Quoting Roger Bell_West <
roger+r...@nospam.firedrake.org>:
>On 2013-10-12, David Damerell wrote:
>>Yes. On reflection, of course, a unit does usually expect more than 2
>>actions a turn if the command structure is working... although it does
>>introduce the fresh cognitive dissonance of the commander saying "Bob!
>>Press the heatsink button!"
>Yeah, well, this applies to fire too.
I think it's _easier_ to believe in the command structure pointing out a
firing opportunity, at least...
>In my ideal game, the AC/20 stays fearsome, the HBK-4P Swayback is a
>sensible variant to the Hunchback but not one you choose
>automatically, and the Gauss Rifle doesn't become the ultimate
>weapon. Oh, and all weapon stats are derived programmatically from BT
>stats rather than through my individual choice.
It may be difficult to avoid the GR becoming the ultimate weapon in a
system which has tipped the balance back towards low-heat ammo weapons. At
least it doesn't headcap anymore.
>So you have a bunch of individual damage numbers vs an armour
>total. When damage is equal or higher, hazard dice =
>int(damage/armour) as in the current system, though you lose a bit to
>rounding errors. When damage is lower, roll d6 to exceed
>int(armour/damage) in order to generate a single hazard die.
This seems heavier on arithmetic. Conversely, it's hard for the damage
reduction idea not to stiff the SRM-6 quite badly.
Idea #1: each hit from a weapon whose damage exceeds Armour causes an
automatic critical (Armour reduction and critical roll, and
terminologically, can we avoid the situation where a "critical" reduces
Armour and gives a roll that every BT player will think of as a critical,
please?) in addition to the hazard dice scored by total damage.
This is why that Griffin pilot soils himself when a Hunchback arrives, and
the Phoenix Hawk will fire his Large Laser at an undamaged Wasp because
it will burn right through if it hits. It also explains why the light
'Mechs start at 5 Armour; against medium lasers, a hit has to crack the
shell before they start to fall apart.
Idea #2: A roll of 1 that is a hit does not cause a hazard die. If the
first roll to hit of a volley is a 1, it causes a critical. The effect is
about the same with mid-sized volleys, better with singleton weapons but
doesn't come up very often, but does not incentivise Swayback-style spammy
weapons.
Idea #3: If the target's Armour >= 2.5 times the individual shot's
damage, criticals just reduce Armour.
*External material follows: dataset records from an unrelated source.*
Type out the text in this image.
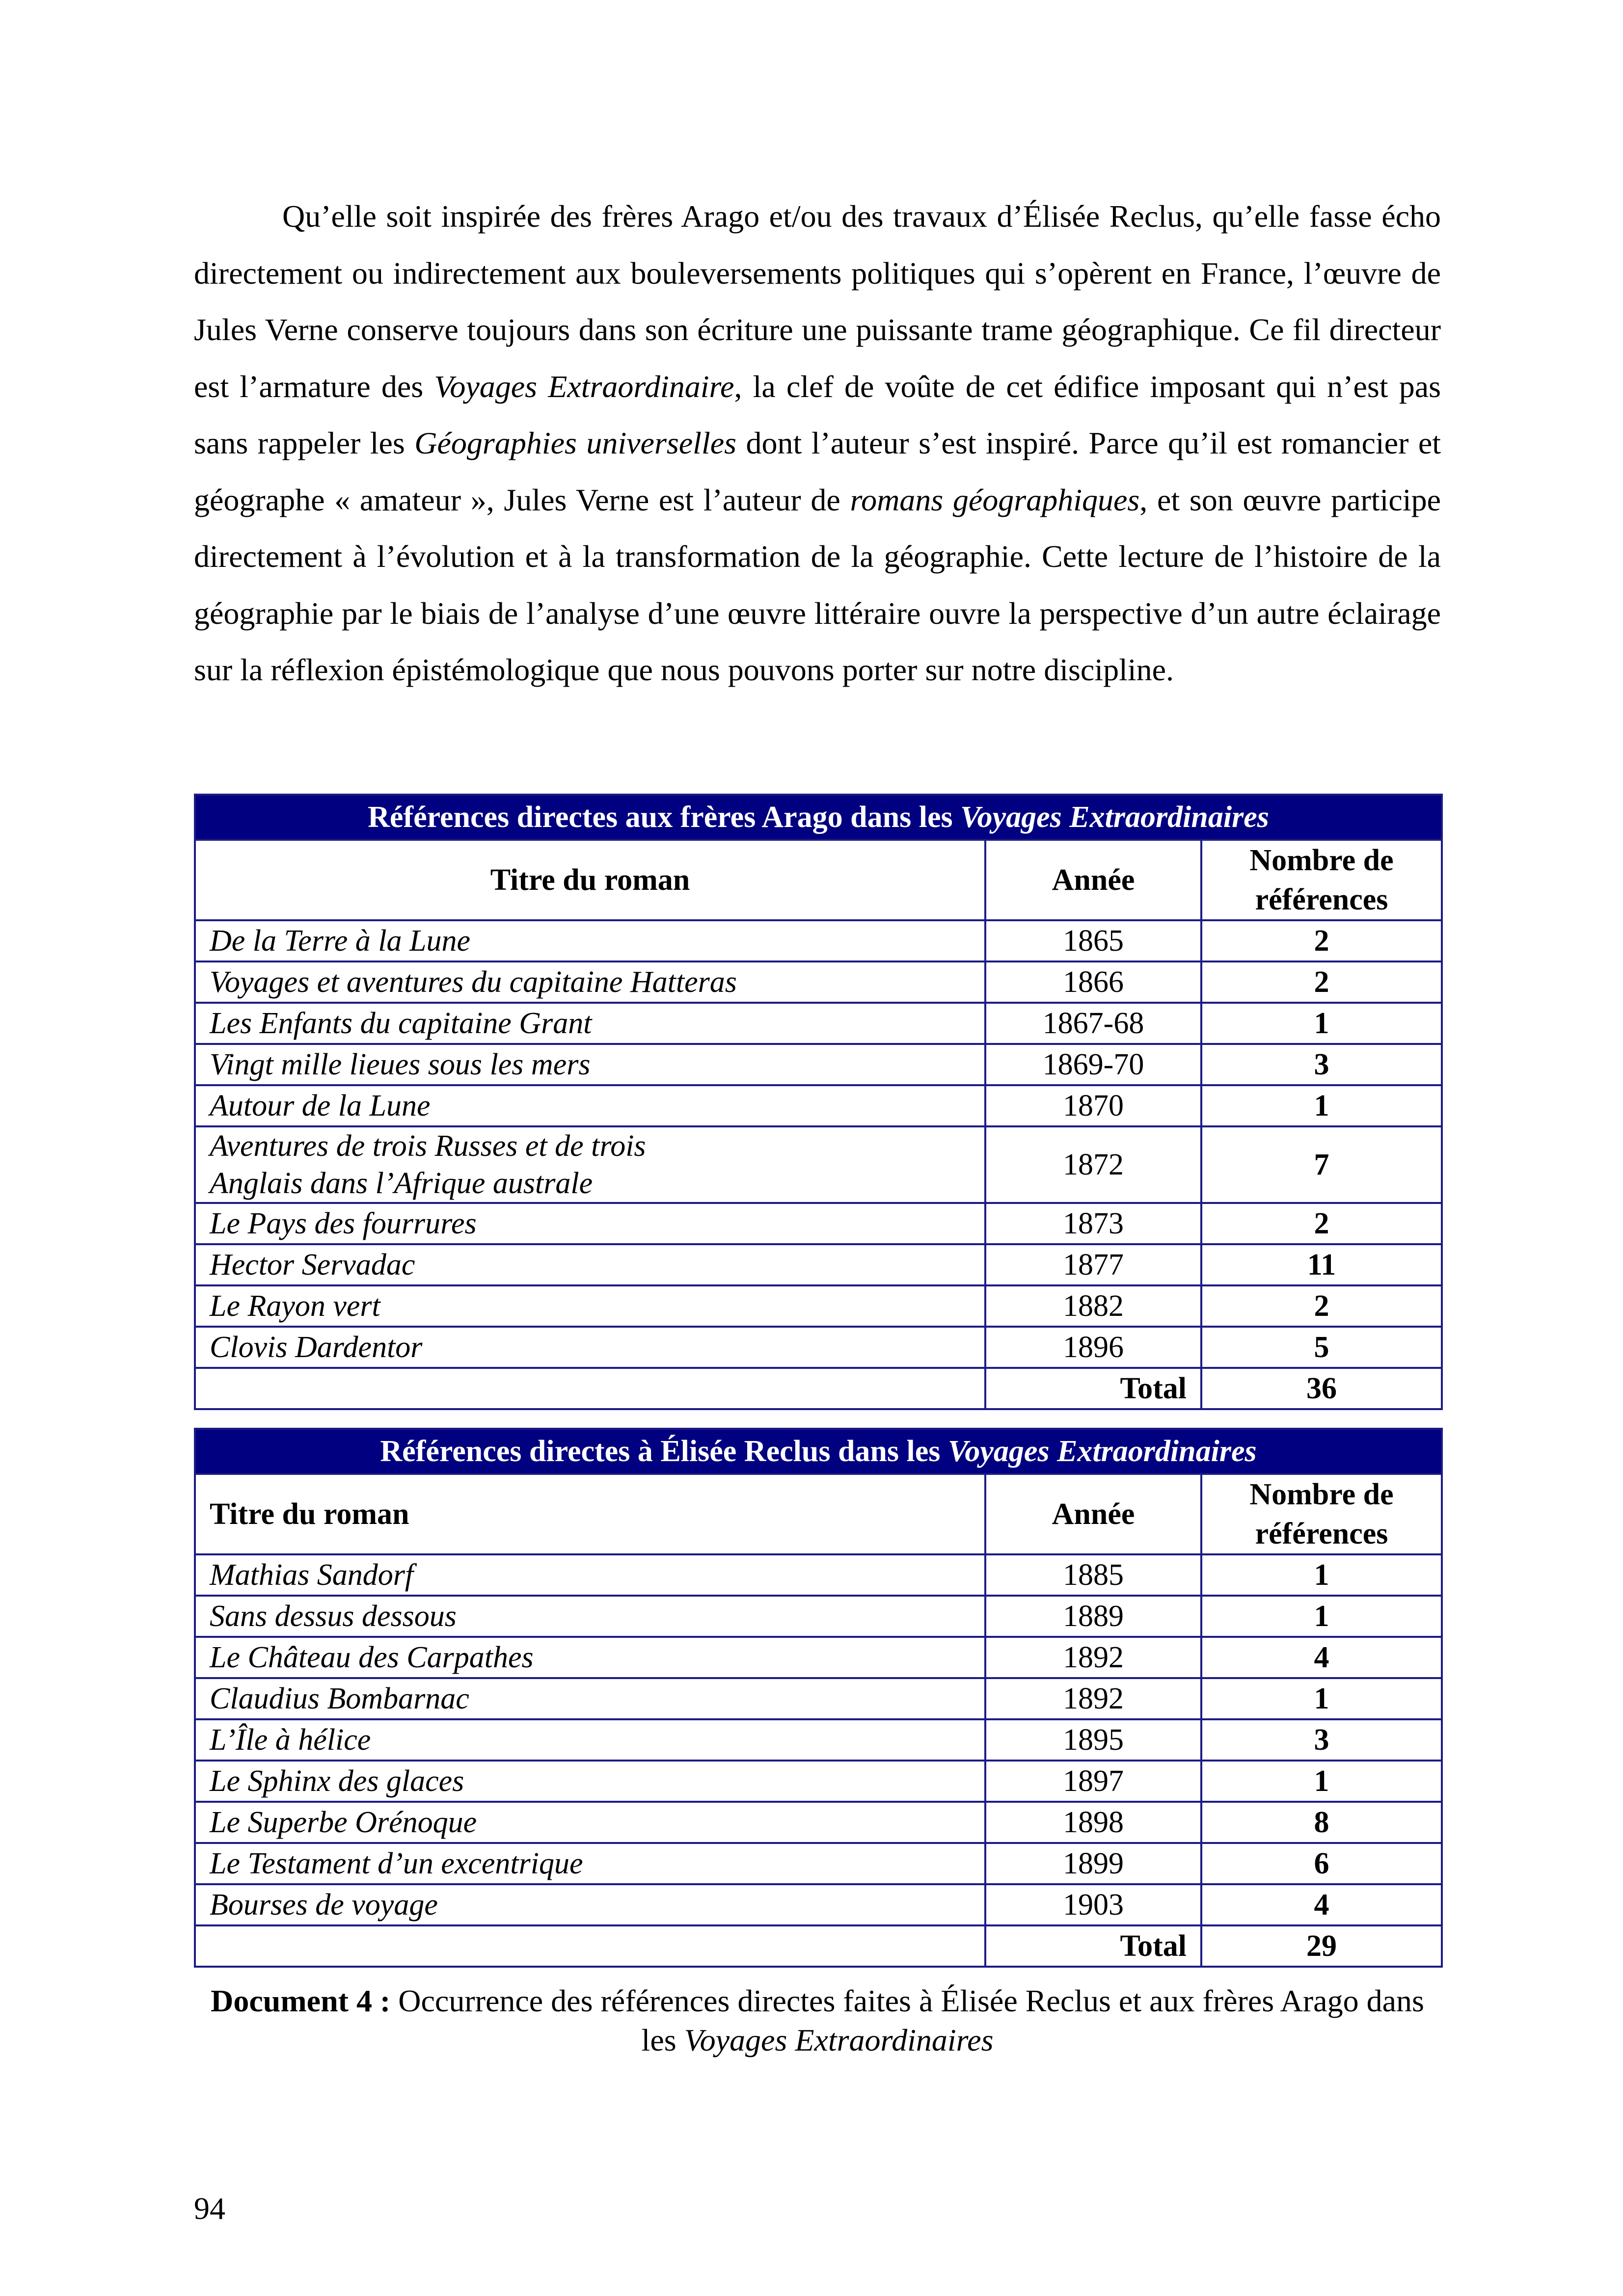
Qu’elle soit inspirée des frères Arago et/ou des travaux d’Élisée Reclus, qu’elle fasse écho directement ou indirectement aux bouleversements politiques qui s’opèrent en France, l’œuvre de Jules Verne conserve toujours dans son écriture une puissante trame géographique. Ce fil directeur est l’armature des Voyages Extraordinaire, la clef de voûte de cet édifice imposant qui n’est pas sans rappeler les Géographies universelles dont l’auteur s’est inspiré. Parce qu’il est romancier et géographe « amateur », Jules Verne est l’auteur de romans géographiques, et son œuvre participe directement à l’évolution et à la transformation de la géographie. Cette lecture de l’histoire de la géographie par le biais de l’analyse d’une œuvre littéraire ouvre la perspective d’un autre éclairage sur la réflexion épistémologique que nous pouvons porter sur notre discipline.

Références directes aux frères Arago dans les Voyages Extraordinaires		
Titre du roman	Année	Nombre de
références
De la Terre à la Lune	1865	2
Voyages et aventures du capitaine Hatteras	1866	2
Les Enfants du capitaine Grant	1867-68	1
Vingt mille lieues sous les mers	1869-70	3
Autour de la Lune	1870	1
Aventures de trois Russes et de trois
Anglais dans l’Afrique australe	1872	7
Le Pays des fourrures	1873	2
Hector Servadac	1877	11
Le Rayon vert	1882	2
Clovis Dardentor	1896	5
	Total	36
Références directes à Élisée Reclus dans les Voyages Extraordinaires		
Titre du roman	Année	Nombre de
références
Mathias Sandorf	1885	1
Sans dessus dessous	1889	1
Le Château des Carpathes	1892	4
Claudius Bombarnac	1892	1
L’Île à hélice	1895	3
Le Sphinx des glaces	1897	1
Le Superbe Orénoque	1898	8
Le Testament d’un excentrique	1899	6
Bourses de voyage	1903	4
	Total	29

Document 4 : Occurrence des références directes faites à Élisée Reclus et aux frères Arago dans les Voyages Extraordinaires

94
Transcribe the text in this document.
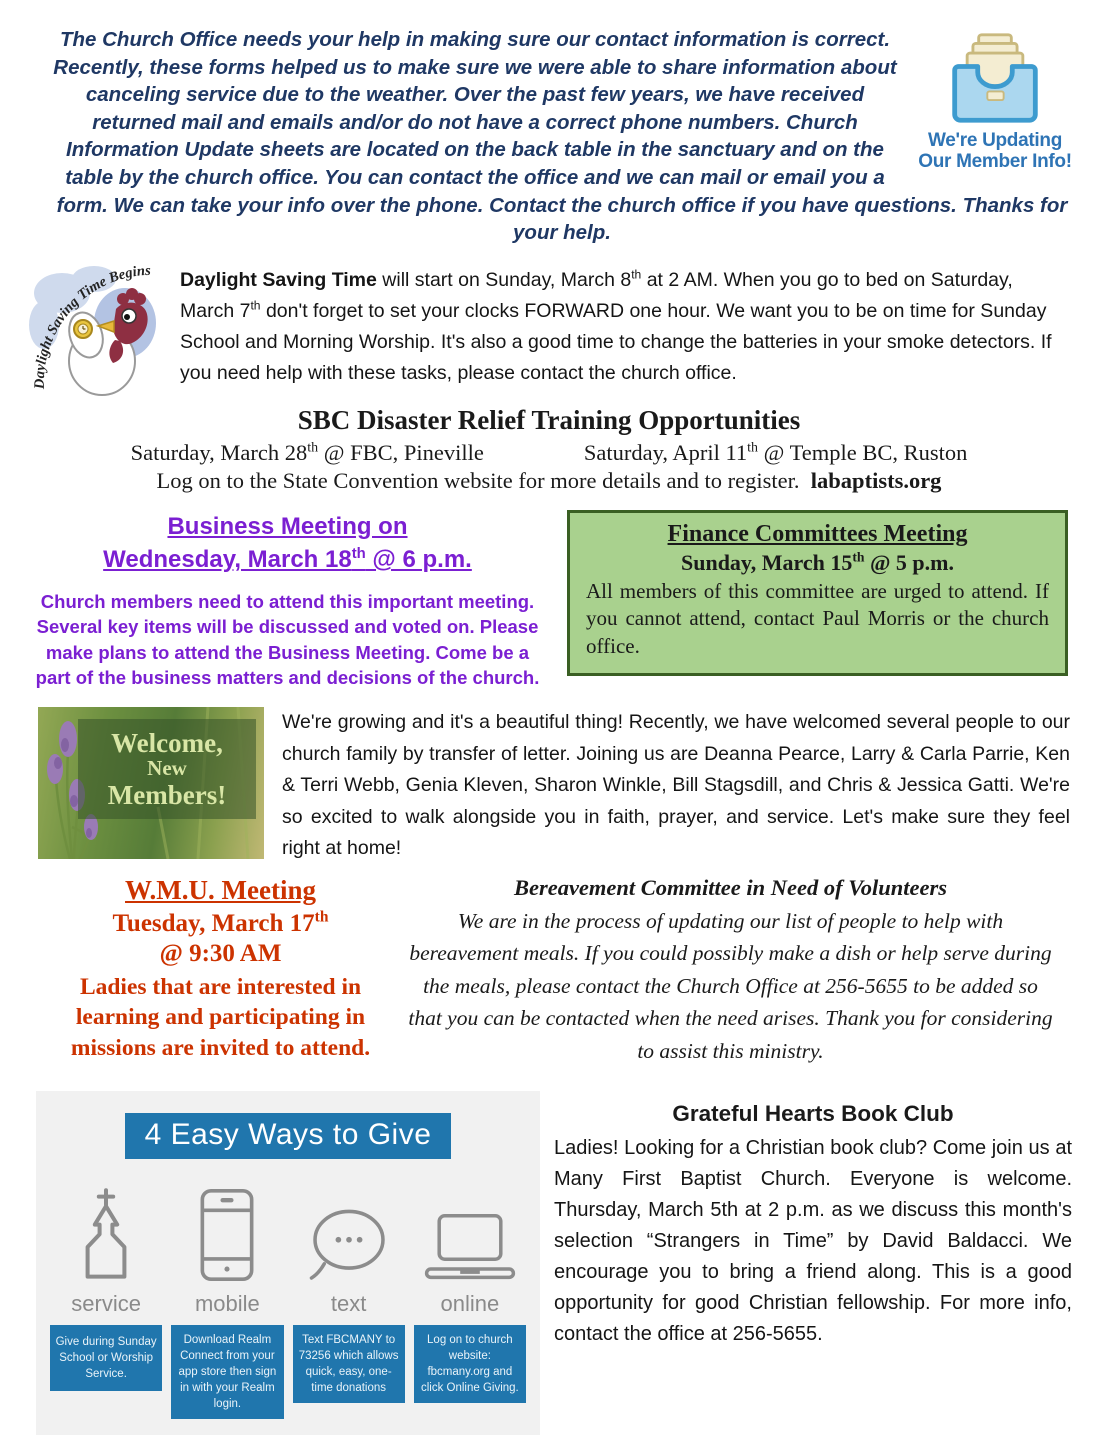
We're Updating Our Member Info!
The Church Office needs your help in making sure our contact information is correct. Recently, these forms helped us to make sure we were able to share information about canceling service due to the weather. Over the past few years, we have received returned mail and emails and/or do not have a correct phone numbers. Church Information Update sheets are located on the back table in the sanctuary and on the table by the church office. You can contact the office and we can mail or email you a form. We can take your info over the phone. Contact the church office if you have questions. Thanks for your help.
Daylight Saving Time Begins Daylight Saving Time will start on Sunday, March 8th at 2 AM. When you go to bed on Saturday, March 7th don't forget to set your clocks FORWARD one hour. We want you to be on time for Sunday School and Morning Worship. It's also a good time to change the batteries in your smoke detectors. If you need help with these tasks, please contact the church office.
SBC Disaster Relief Training Opportunities
Saturday, March 28th @ FBC, Pineville	Saturday, April 11th @ Temple BC, Ruston
Log on to the State Convention website for more details and to register. labaptists.org
Business Meeting on
Wednesday, March 18th @ 6 p.m.
Church members need to attend this important meeting. Several key items will be discussed and voted on. Please make plans to attend the Business Meeting. Come be a part of the business matters and decisions of the church.
Finance Committees Meeting
Sunday, March 15th @ 5 p.m.
All members of this committee are urged to attend. If you cannot attend, contact Paul Morris or the church office.
Welcome,
New
Members!
We're growing and it's a beautiful thing! Recently, we have welcomed several people to our church family by transfer of letter. Joining us are Deanna Pearce, Larry & Carla Parrie, Ken & Terri Webb, Genia Kleven, Sharon Winkle, Bill Stagsdill, and Chris & Jessica Gatti. We're so excited to walk alongside you in faith, prayer, and service. Let's make sure they feel right at home!
W.M.U. Meeting
Tuesday, March 17th
@ 9:30 AM
Ladies that are interested in learning and participating in missions are invited to attend.
Bereavement Committee in Need of Volunteers
We are in the process of updating our list of people to help with bereavement meals. If you could possibly make a dish or help serve during the meals, please contact the Church Office at 256-5655 to be added so that you can be contacted when the need arises. Thank you for considering to assist this ministry.
4 Easy Ways to Give
service
Give during Sunday School or Worship Service.
mobile
Download Realm Connect from your app store then sign in with your Realm login.
text
Text FBCMANY to 73256 which allows quick, easy, one-time donations
online
Log on to church website: fbcmany.org and click Online Giving.
Grateful Hearts Book Club
Ladies! Looking for a Christian book club? Come join us at Many First Baptist Church. Everyone is welcome. Thursday, March 5th at 2 p.m. as we discuss this month's selection “Strangers in Time” by David Baldacci. We encourage you to bring a friend along. This is a good opportunity for good Christian fellowship. For more info, contact the office at 256-5655.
This is a bit drastic, but it might
reduce the "once you lose, you keep losing" factor, and explains the
Hunchback's attraction; where a medium laser has to chew the target down
to 12 armour, a large laser to 19, or even a PPC to 24 (which explains why
so many of the tougher assault 'Mechs have slightly higher values), the
HBK can do internal damage straight off the bat against anything alive.
(Of course, so can the Gauss Rifle, but I don't try to fix MunchkinTech.
:-/ )
The crits in a volley are resolved sequentially (ie, if I hit someone with
a million medium lasers, they are not then left completely naked but
otherwise unscratched because they started with 13 Armour.)
(These all go together in my head, not 3 disjoint bits).
Today is First Aponoia, October.
Tomorrow will be First Epithumia, October - a weekend.